When I think about what happened to Sandra Bland, a woman who moved to Texas for a job in which she was going to better her community, I am forced to contemplate a real dilemma I face personally. As with the murders of Mike Brown, and Eric Garner, and countless others by the hands of the police, the death of Sandra Bland has pushed me to consider: fight or flea?
We know that Sandra’s belief was to fight. Just before her death she received a job offer at Prairie View A&M university, a historically black university and her alma mater. She created the #sandyspeaks hashtag in which she posted messages and videos often addressing issues of police brutality and racism in America. Sandra’s activism and her devastating death, makes the question of whether to stay in a troubled community to try to enact change or leave all the more pressing.
There is a long history of black creatives who have left the United States, and lived happily as ex-pats across the world — Nina Simone, Josephine Baker, and James Baldwin to name a few.
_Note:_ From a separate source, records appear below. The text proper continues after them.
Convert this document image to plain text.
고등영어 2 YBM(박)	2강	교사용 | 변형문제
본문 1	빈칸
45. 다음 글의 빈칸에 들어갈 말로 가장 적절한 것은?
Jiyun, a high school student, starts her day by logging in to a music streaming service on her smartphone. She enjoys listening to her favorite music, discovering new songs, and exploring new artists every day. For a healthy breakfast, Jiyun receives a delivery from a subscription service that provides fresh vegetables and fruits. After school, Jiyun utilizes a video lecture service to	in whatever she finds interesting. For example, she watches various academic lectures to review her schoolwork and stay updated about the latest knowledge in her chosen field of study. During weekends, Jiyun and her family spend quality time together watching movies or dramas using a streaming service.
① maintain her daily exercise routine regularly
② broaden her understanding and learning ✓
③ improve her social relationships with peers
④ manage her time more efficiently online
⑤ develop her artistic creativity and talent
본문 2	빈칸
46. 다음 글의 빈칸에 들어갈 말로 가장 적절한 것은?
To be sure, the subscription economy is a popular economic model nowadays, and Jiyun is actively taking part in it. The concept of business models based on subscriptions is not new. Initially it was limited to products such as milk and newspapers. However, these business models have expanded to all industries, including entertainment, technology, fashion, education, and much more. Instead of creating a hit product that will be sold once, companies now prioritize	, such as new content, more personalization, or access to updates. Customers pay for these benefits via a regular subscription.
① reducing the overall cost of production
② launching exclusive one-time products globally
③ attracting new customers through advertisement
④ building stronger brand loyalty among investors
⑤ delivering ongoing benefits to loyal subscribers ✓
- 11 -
There is a freedom that comes with being black in a country that does not have a “black problem.” Here in Chiang Mai, I do not carry my skin color with the same burden as in the US. On Friday night, in a room full of black writers, singers, and artists at the Tea Tree, we were just black, not light skinned or dark skinned, not acting “too ghetto” or “too white” — just black. I realized for the first time what a relief it must be for a black creative to leave the racial tensions of America. To be able to just be without all of the baggage.
But, in truth, the baggage comes with you. Being a black American comes with a deep rooted conscious, and even homesickness for a place that treats you unlike any other. Here I am, as far from home as I can possibly be and I’m thinking of Sandra. Rhoda’s performance reminded me that as a black woman my existence is at once a privilege and a joy and a burden and a heartbreak. This is felt always, and it does not leave me, even here in Chiang Mai.